What is Gijswijts Sequence?

Gijswijt's sequence (OEIS A090822) is an integer sequence that is famous in number theory and recreational mathematics for its incredibly slow growth. It is a self-describing sequence that uses the mathematical concept of **curling numbers** to determine each successive term.

How is the Sequence Generated?

The sequence starts with $a_1 = 1$. To generate any subsequent term $a_n$, you look at the prefix sequence generated so far: $a_1, a_2, \dots, a_{n-1}$.

Find the **curling number** of this prefix sequence.
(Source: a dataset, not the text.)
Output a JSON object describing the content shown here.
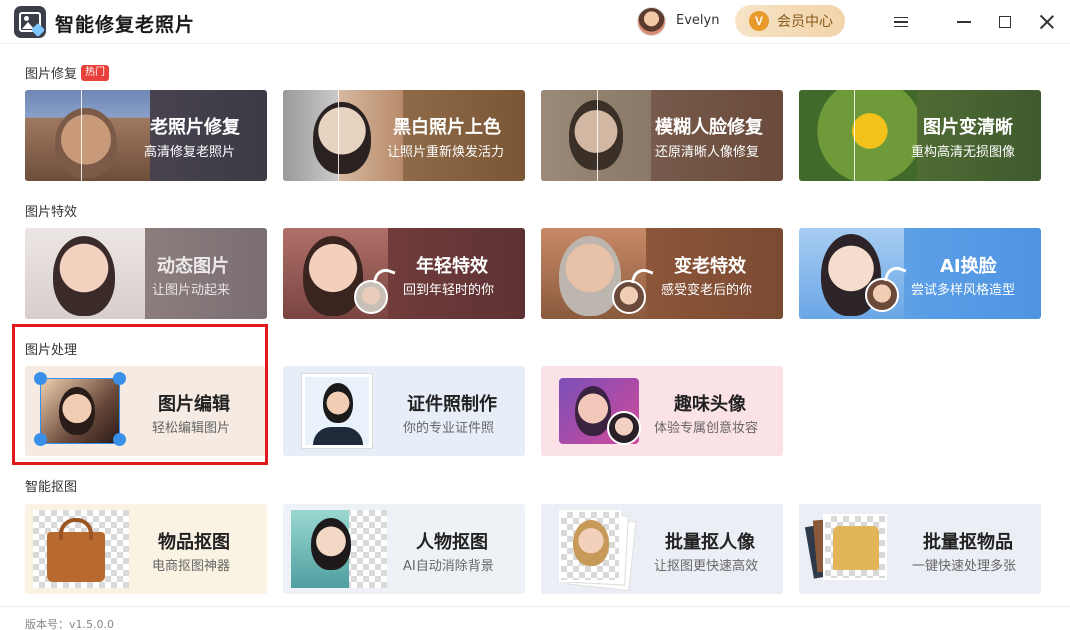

The curling number is the largest integer $k$ such that the sequence can be written in the form $X Y^k$, where $Y$ is a non-empty block of numbers, $X$ is any prefix, and $Y^k$ represents $k$ consecutive copies of the block $Y$. The maximum value $k$ becomes the next term $a_n$.

Let's trace the first few terms:

• Start: $1$. Suffix is $1^1$ $\implies$ next term is **$1$**. (Sequence: $1, 1$)
• Prefix: $1, 1$. Suffix is $1^2$ $\implies$ next term is **$2$**. (Sequence: $1, 1, 2$)
• Prefix: $1, 1, 2$. No blocks repeat $\implies$ next term is **$1$**. (Sequence: $1, 1, 2, 1$)
• Prefix: $1, 1, 2, 1$. No blocks repeat $\implies$ next term is **$1$**. (Sequence: $1, 1, 2, 1, 1$)
• Prefix: $1, 1, 2, 1, 1$. Suffix is $1^2$ $\implies$ next term is **$2$**. (Sequence: $1, 1, 2, 1, 1, 2$)
• Prefix: $1, 1, 2, 1, 1, 2$. Suffix is $(1, 1, 2)^2$ $\implies$ next term is **$2$**. (Sequence: $1, 1, 2, 1, 1, 2, 2$)
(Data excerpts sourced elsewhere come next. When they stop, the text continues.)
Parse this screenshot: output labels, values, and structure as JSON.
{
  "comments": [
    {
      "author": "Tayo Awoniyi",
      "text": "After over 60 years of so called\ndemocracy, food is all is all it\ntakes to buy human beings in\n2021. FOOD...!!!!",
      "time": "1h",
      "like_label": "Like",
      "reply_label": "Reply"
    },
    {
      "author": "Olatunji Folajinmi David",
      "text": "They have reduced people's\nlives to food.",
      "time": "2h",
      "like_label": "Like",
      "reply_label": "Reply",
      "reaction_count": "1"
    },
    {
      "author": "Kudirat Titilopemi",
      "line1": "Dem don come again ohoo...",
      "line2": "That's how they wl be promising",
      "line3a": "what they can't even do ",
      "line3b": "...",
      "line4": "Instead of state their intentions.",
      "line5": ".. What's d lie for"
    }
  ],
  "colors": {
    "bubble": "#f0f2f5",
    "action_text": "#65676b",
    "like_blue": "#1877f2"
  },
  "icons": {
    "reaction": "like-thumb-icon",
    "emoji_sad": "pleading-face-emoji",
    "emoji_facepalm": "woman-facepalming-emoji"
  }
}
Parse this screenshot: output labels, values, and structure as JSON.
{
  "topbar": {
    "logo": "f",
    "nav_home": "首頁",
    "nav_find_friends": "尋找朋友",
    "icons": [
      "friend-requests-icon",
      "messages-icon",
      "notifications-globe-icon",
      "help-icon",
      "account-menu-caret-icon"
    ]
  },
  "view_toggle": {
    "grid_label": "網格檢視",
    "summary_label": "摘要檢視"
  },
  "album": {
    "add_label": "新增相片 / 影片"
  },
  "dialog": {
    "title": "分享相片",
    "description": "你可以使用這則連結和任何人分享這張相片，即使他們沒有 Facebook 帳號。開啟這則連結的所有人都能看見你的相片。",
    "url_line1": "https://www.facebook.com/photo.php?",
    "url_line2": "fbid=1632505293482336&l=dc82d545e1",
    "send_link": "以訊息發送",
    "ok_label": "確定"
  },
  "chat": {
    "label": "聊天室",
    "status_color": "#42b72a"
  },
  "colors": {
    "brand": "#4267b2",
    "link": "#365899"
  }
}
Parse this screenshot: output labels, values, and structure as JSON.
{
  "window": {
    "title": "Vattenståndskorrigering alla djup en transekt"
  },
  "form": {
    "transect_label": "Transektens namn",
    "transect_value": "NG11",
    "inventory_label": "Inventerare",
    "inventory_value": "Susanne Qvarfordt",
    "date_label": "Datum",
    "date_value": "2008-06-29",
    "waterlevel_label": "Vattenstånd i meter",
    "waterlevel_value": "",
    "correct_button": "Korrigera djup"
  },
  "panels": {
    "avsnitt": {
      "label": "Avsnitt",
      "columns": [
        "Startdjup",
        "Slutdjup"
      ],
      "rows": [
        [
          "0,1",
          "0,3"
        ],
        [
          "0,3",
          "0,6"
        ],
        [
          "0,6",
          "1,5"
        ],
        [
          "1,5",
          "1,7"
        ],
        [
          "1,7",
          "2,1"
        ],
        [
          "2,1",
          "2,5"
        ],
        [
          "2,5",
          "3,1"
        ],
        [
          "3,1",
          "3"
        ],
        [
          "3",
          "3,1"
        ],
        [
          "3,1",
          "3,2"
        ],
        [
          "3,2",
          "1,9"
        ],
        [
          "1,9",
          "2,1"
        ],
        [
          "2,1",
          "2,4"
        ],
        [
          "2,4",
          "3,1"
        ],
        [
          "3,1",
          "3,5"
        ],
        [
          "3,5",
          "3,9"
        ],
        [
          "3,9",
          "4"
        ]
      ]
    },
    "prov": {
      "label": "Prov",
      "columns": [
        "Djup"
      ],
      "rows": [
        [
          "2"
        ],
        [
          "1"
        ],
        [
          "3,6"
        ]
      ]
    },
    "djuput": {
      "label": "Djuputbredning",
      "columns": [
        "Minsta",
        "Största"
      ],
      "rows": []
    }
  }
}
Mind-Bogglingly Slow Growth

Although Gijswijt's sequence contains every single natural number (1, 2, 3, 4, 5, 6, 7, ...), the indices at which new numbers first appear are shockingly large:

• The first **$1$** appears at term $1$.
• The first **$2$** appears at term $3$.
• The first **$3$** appears at term $9$.
• The first **$4$** appears at term **$220$**.
• The first **$5$** is estimated to appear around term $10^{10^{23}}$, a number so large it dwarfs the number of atoms in the observable universe!

How to Use the Gijswijts Sequence Generator

Our highly optimized, real-time generator lets you explore this fascinating sequence:

1. Enter the Number of Terms you want to generate (up to 1,000 terms).
2. Choose a Separator (comma, space, new line, semicolon, pipe) or select "None".
3. Toggle Show 1-Based Index Labels to display the term count next to each number.
4. View the **Sequence Statistics** box on the right to see if your sequence successfully reached the number 4 (requires $\ge 220$ terms).
5. Click Generate to process the sequence, then copy it or download the output as a text file.